Lords & the Landscape
Lords & the Landscape
The Belfast Hills were once a playground for rich lords and linen barons with huge swathes of land, managed by gamekeepers, for their lord’s enjoyment and status.
The Hertford Estate, centred round the area known as Killultagh at Lisburn, was one of the three greatest estates in County Antrim; it would have ranged from Lisburn to Lough Neagh. In the 1700s, the Marquess of Hertford would have travelled up the Pond Park Road towards Aughrim and Slievenacloy, where he had a deer park and also trained his horses.

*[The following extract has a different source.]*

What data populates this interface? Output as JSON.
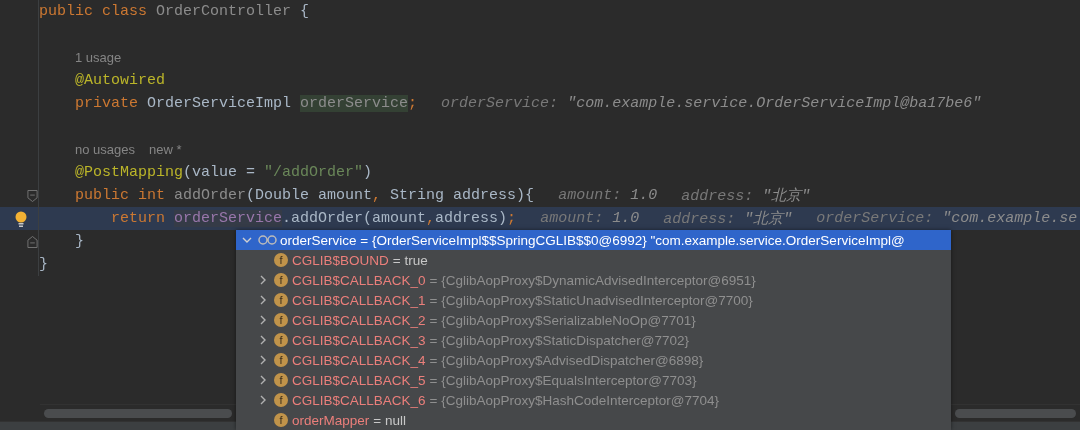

Aughrim in fact means ‘ridge of the horse’. Squires Hill and the Old Park were early hunting grounds for Lord Donegall; the Donegall family at that time owned most of Belfast. However, as Belfast expanded and developed, these areas became settled, agricultural land. Lord Donegall moved his deer park to Cave Hill where eventually, in 1870, Belfast Castle was built.
Linen Barons
Keen to keep up with the lords were the emerging and newly rich linen barons. Powerful linen families arose such as the McCances, Hunters and Barbours. These linen lords built big houses close to their mills, e.g. Suffolk House and Colin House, and kept hunting grounds at the Black Mountain (Hunters) and Collin Mountain (Barbours). Gamekeepers were gainfully employed at this time to manage these upland areas for hunting and shooting and to keep ‘the common folk’ away. We know there were still gamekeepers on the mountains right up until the 1930s. These large areas of land managed for game and the enjoyment of the rich lords have given us the unenclosed summits that we have today.